Countess Maria Andreyevna Rumyantseva (Мари́я Андре́евна Румя́нцева, Matveyeva, Матве́ева; 1699–1788) was a Russian lady-in-waiting and alleged royal mistress of Tsar Peter the Great.

==Life==
She was the daughter of privy councilor of Count Andrey Matveyev (1666–1728) from his first marriage with Anna Stepanovna Anichkov (1666–1699), and paternal granddaughter boyar Artamon Matveyev.

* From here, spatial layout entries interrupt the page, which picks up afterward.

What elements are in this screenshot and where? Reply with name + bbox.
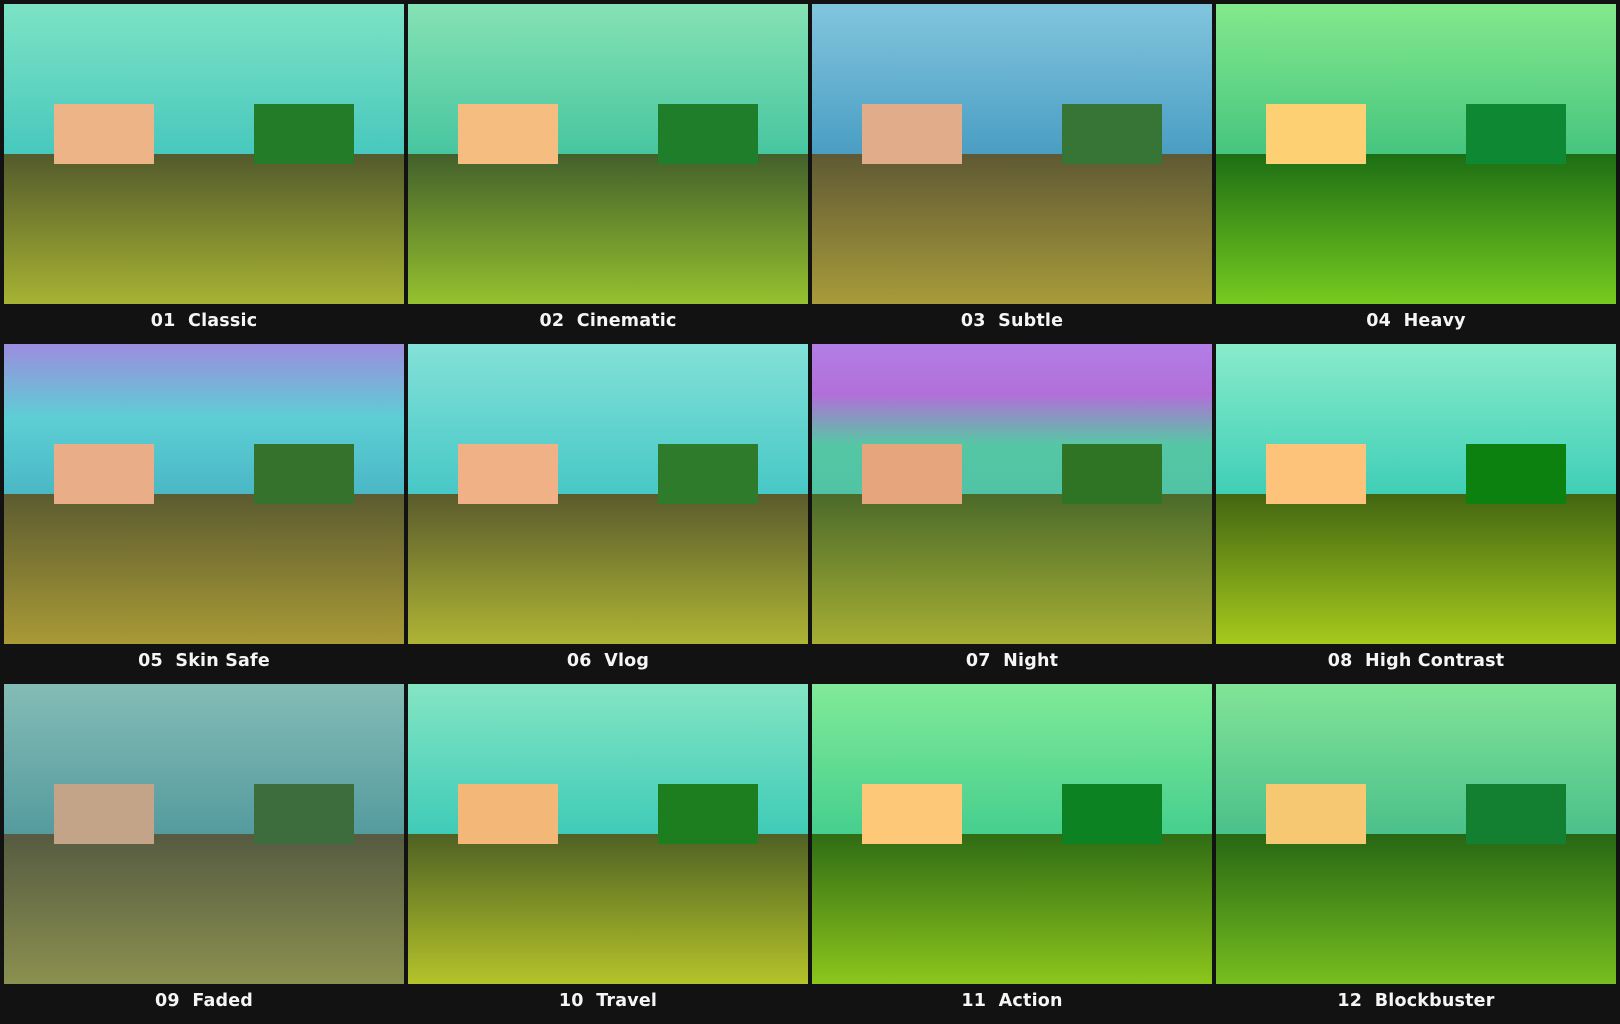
preset-label: 04 Heavy — [1366, 311, 1466, 331]
thumbnail-foliage-swatch — [1062, 444, 1162, 504]
thumbnail-skin-swatch — [1266, 444, 1366, 504]
thumbnail-foliage-swatch — [1466, 784, 1566, 844]
thumbnail-ground — [4, 154, 404, 304]
preset-tile[interactable]: 05 Skin Safe — [4, 344, 404, 684]
thumbnail-foliage-swatch — [254, 104, 354, 164]
preset-label: 11 Action — [961, 991, 1063, 1011]
preset-tile[interactable]: 06 Vlog — [408, 344, 808, 684]
thumbnail-ground — [812, 154, 1212, 304]
thumbnail-foliage-swatch — [1062, 784, 1162, 844]
preset-label: 02 Cinematic — [539, 311, 677, 331]
filter-preset-grid: 01 Classic 02 Cinematic 03 Subtle 04 Hea… — [4, 4, 1616, 1024]
preset-label: 01 Classic — [150, 311, 258, 331]
preset-thumbnail — [408, 344, 808, 644]
preset-tile[interactable]: 10 Travel — [408, 684, 808, 1024]
preset-tile[interactable]: 09 Faded — [4, 684, 404, 1024]
thumbnail-skin-swatch — [1266, 784, 1366, 844]
preset-tile[interactable]: 02 Cinematic — [408, 4, 808, 344]
thumbnail-skin-swatch — [458, 104, 558, 164]
thumbnail-foliage-swatch — [658, 784, 758, 844]
thumbnail-skin-swatch — [458, 784, 558, 844]
preset-thumbnail — [408, 684, 808, 984]
thumbnail-skin-swatch — [458, 444, 558, 504]
thumbnail-skin-swatch — [862, 104, 962, 164]
thumbnail-ground — [408, 834, 808, 984]
thumbnail-skin-swatch — [862, 444, 962, 504]
thumbnail-ground — [4, 834, 404, 984]
thumbnail-skin-swatch — [862, 784, 962, 844]
preset-thumbnail — [812, 684, 1212, 984]
preset-thumbnail — [1216, 344, 1616, 644]
thumbnail-ground — [1216, 154, 1616, 304]
thumbnail-foliage-swatch — [658, 104, 758, 164]
preset-label: 12 Blockbuster — [1337, 991, 1495, 1011]
preset-thumbnail — [1216, 4, 1616, 304]
thumbnail-skin-swatch — [54, 104, 154, 164]
thumbnail-ground — [4, 494, 404, 644]
thumbnail-foliage-swatch — [1466, 104, 1566, 164]
preset-tile[interactable]: 04 Heavy — [1216, 4, 1616, 344]
preset-tile[interactable]: 03 Subtle — [812, 4, 1212, 344]
preset-tile[interactable]: 08 High Contrast — [1216, 344, 1616, 684]
thumbnail-skin-swatch — [1266, 104, 1366, 164]
thumbnail-foliage-swatch — [1062, 104, 1162, 164]
thumbnail-ground — [812, 494, 1212, 644]
preset-tile[interactable]: 11 Action — [812, 684, 1212, 1024]
preset-thumbnail — [4, 344, 404, 644]
thumbnail-foliage-swatch — [254, 784, 354, 844]
preset-thumbnail — [1216, 684, 1616, 984]
preset-label: 05 Skin Safe — [138, 651, 270, 671]
preset-tile[interactable]: 12 Blockbuster — [1216, 684, 1616, 1024]
thumbnail-ground — [1216, 494, 1616, 644]
thumbnail-foliage-swatch — [1466, 444, 1566, 504]
thumbnail-skin-swatch — [54, 784, 154, 844]
thumbnail-foliage-swatch — [254, 444, 354, 504]
preset-label: 03 Subtle — [960, 311, 1064, 331]
preset-tile[interactable]: 01 Classic — [4, 4, 404, 344]
preset-thumbnail — [408, 4, 808, 304]
thumbnail-ground — [408, 154, 808, 304]
preset-thumbnail — [812, 4, 1212, 304]
preset-thumbnail — [812, 344, 1212, 644]
thumbnail-ground — [812, 834, 1212, 984]
preset-tile[interactable]: 07 Night — [812, 344, 1212, 684]
thumbnail-ground — [1216, 834, 1616, 984]
preset-label: 09 Faded — [155, 991, 253, 1011]
preset-thumbnail — [4, 4, 404, 304]
thumbnail-ground — [408, 494, 808, 644]
preset-label: 07 Night — [965, 651, 1059, 671]
preset-label: 08 High Contrast — [1327, 651, 1505, 671]
preset-thumbnail — [4, 684, 404, 984]
preset-label: 10 Travel — [558, 991, 658, 1011]
thumbnail-skin-swatch — [54, 444, 154, 504]
preset-label: 06 Vlog — [566, 651, 650, 671]
thumbnail-foliage-swatch — [658, 444, 758, 504]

She received a European education, living the first years of her life in Vienna and The Hague, where her father served as ambassador until 1710.

===Reign of Peter the Great===
Fluent in French, a skillful dancer, beautiful and lively she attracted the attention of Peter I. Peter was severely jealous, reportedly threatened her with corporal punishment if she had another lover, placed her first among his mistresses and is said to have loved her until his death. She married 10 July 1720 Alexander Rumyantsev, and the couple were granted valuable gifts from the monarch.

In 1725 her husband was in Constantinople and then to the Persian frontier to the disengagement, but Mary remained in Moscow and gave birth to a fourth child, a son, baptized in honor of Tsar Peter Alexandrovich. Grand Duke Nikolai Mikhailovich reported that the boy's father was not her spouse, but Tsar Peter himself.

===Reign of Anna===
When Anna Ivanovna stripped her spouse of rank and exiled him to Kazan village, she and the children were sent to live in Alatyr village, where they spent about three years. In 1735 her husband had been restored to the rank of lieutenant general and made of Astrakhan, and then the Kazan governor, and appointed commander of the troops sent against the rebellious Bashkir. In 1738 Rumyantsev was appointed governor of Ukraine, and the family moved to Kiev where, with the help of Mavra Shuvalova, Rumyantsev liaised with the disgraced Princess Elizabeth.

===Reign of Elizabeth===
She was given the title countess and made lady in waiting to Empress Elizabeth of Russia, and had a lot of influence at court during her reign: reportedly, foreign powers paid her bribes for her influence.

In 1744, Empress Elizabeth ordered her to head the court of princess Catherine as Ober-Hofmeisterin. She was not popular with Catherine, who claims in her memoirs that Rumyantseva was the cause of her great debts during her first years in Russia, by introducing her to expensive habits motivated by claiming it to be necessary Russian etiquette customs.

After the marriage of Catherine to Grand Duke Peter in 1745, she was replaced in her office by Maria Choglokova.

===Reign of Catherine II===
During the reign of Empress Catherine II, she continued to take part in court life and be present at ceremonies. In 1776, she was again appointed Ober-Hofmeisterin to the household of Catherine.